Reducing Wealth Inequality | WEALTH ECONOMICS

Reducing Wealth Inequality | WEALTH ECONOMICS

Reducing Wealth Inequality – The Wealth Time Limit

If you have read my theories on Wealth Inequality and the economy, you will see that Wealth Inequality is the cause of most of the key problems facing our economies today – Wealth Inequality causes low wages, it causes high house prices, and it causes a lack of jobs in certain industries and geographic areas of the world.

This obviously raises the question – how can Wealth Inequality be reduced?

There are number of ways that Wealth Inequality could be reduced, but we can divide them all into one of two methods – either the very Wealthy increase their spending and reduce their saving (Voluntary Spending), or the government directly taxes their wealth (Involuntary Taxation).

Both methods achieve lower Wealth Inequality, but I prefer allowing the wealthy to spend their own money, as it is more compassionate, less extreme, less dramatic, and doesn’t involve state intervention.  Besides, in many cases people worked hard and made sacrifices to accumulate their wealth, and I don’t think it would be fair to punish them.

So I think that the fairest and best way is to allow the wealthy to spend their own money.  But that is not happening under our current system.  The very wealthy spend tiny (in fact negative) proportions of their wealth within their lifetimes, meaning that their fortunes take on a life of their own and grow exponentially, sucking in the wealth of the poor all over the world.  This is what causes Wealth to become concentrated and just the most obvious consequence is extremely expensive housing, as houses are accumulated by very wealthy people who never sell them.

The problem can actually be solved quite neatly and easily, allowing, but subtly forcing, the descendants of the very wealthy to spend their wealth over  the long term, without any resort to taxation.  We could simply place a time limit on physical property, the same way we place a time limit on intellectual property.

As a society, we place time limits on copyrights and patents, because we don’t think it is fair to allow people who invent works of art or ideas to maintain complete economic control of them forever, long after they are dead.  If you write a song or a book you own it for (depending on the country) around 100 years.  If you invent a new drug or machine the patent (again depending on the country) lasts only 20 years.

This means that the creators of great works and inventions can benefit enormously financially, in the short term, but, in the long term, once that person is dead,soceity can mutually benefit from the art, inventions or ideas.  Initially, the great work is the property of the creator, eventually it becomes the property of us all.  If we allowed these ideas to stay owned forever, it would detriment us all as a society.  As extreme examples, we would all be paying huge chunks of our wages to the descendants of the original inventors of farming and metal casting.  As a society, it doesn’t make sense to allow people’s descendants to keep ownership of ideas centiuries after the inventors are dead.

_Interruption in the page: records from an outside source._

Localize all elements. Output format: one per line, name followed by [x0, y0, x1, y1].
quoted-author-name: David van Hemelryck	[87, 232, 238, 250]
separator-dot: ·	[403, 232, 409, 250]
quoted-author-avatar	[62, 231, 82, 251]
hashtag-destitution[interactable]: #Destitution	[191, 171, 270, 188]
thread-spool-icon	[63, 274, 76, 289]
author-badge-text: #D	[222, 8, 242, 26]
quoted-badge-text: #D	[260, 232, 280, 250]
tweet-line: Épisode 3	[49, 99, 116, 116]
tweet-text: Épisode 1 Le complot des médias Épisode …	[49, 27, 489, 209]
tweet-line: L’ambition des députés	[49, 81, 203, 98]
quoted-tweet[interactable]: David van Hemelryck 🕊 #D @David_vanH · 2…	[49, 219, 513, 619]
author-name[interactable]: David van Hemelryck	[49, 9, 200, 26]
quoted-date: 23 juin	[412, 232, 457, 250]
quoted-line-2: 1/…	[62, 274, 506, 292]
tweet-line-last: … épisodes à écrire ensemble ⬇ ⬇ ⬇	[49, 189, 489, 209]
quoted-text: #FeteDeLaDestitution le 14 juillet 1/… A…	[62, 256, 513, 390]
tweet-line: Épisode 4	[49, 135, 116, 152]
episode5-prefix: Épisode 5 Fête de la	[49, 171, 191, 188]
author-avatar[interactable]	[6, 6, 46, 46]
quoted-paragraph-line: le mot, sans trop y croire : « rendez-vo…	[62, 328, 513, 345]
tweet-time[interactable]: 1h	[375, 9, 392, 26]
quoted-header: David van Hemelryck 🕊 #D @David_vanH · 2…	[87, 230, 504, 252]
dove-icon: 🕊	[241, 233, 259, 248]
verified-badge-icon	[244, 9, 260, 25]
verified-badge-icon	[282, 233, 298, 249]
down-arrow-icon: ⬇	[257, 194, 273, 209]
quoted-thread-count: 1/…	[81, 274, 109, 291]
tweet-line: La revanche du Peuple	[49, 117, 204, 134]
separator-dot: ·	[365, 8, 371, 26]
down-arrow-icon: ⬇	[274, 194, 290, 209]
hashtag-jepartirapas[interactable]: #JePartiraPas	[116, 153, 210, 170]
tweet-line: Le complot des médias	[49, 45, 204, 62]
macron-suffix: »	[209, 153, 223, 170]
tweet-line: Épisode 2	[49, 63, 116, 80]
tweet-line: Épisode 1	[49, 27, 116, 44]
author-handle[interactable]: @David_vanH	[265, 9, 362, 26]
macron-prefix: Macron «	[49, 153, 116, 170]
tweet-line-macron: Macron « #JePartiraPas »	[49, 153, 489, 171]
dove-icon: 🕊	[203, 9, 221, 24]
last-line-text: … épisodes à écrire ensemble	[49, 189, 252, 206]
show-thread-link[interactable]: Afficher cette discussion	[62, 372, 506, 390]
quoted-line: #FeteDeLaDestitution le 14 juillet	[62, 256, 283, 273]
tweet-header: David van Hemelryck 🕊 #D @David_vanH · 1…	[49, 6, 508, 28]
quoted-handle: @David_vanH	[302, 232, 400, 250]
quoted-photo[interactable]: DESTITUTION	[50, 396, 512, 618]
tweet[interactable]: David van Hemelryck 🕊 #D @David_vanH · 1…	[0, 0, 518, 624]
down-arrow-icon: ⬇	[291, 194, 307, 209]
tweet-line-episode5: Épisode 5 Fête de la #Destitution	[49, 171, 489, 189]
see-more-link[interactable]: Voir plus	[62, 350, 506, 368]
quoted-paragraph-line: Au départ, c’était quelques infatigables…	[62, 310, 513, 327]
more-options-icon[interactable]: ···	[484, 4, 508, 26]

Interestingly, we don’t use the same logic with physical property and land.  Even though it was given to us by the universe (or god), we allow land to be owned into perpetuity.  This allows land and property to be owned in a very concentrated fashion, in a way that we would never allow with ideas.  Indeed, much land and property are now owned on an inherited basis, based on what was done by now dead people,  many generations ago.  This concentrated ownership of now dead people’s land and properties causes land and property to become very expensive to the rest of us.

I propose that we could treat physical property the same way that we treat intellectual property.  It  is perfectly fine for people to trade and to own it, but not to own it forever, long after they are dead.  If one small group of people are allowed to own all of the land and property forever, then the majority will always be poor.

Let’s place a long time limit on ownership of physical property.  It could be very long, as long as 150 years.  Once someone is dead, they can pass their assets to their children, but only until that 150 year time limit is reached.  This encourages the very wealthy to spend, rather than save forever their assets, and involves no state involvement.

It massively increases spending in the whole of our society (ending our recession and rocketing wages), and also decreases propensity to hoard houses and land, bringing house prices down.

This also means that, over the long term, Wealth Ownership will remain relatively distributed, and will not begin to clog the arteries of our economy over time.

The effects of this upon wages and asset prices such as houses will be significant:

Assume that, at  present, 80% of all wealth will be passed to far future generations based on inheritance.  Under this new, proposed system, that would reduce to 0%.  That means that all physical property will reach future generations based on their earnings.

Each generation will  therefore be able to afford 100% of the properties based on their earnings, rather than the current rate of 20%.  That means that wages will be able to buy 5 times as many houses as they are able to do.  Relative to houses, wages will increase 400%.

It’s a small change with no requirement for government taxation or interference (only enforcement), and it could completely change our economy, and send wages through the roof.

Keynes’s dream that we could all work for only 15 hours a week could finally be true – with only one small, simple (but transformative) change.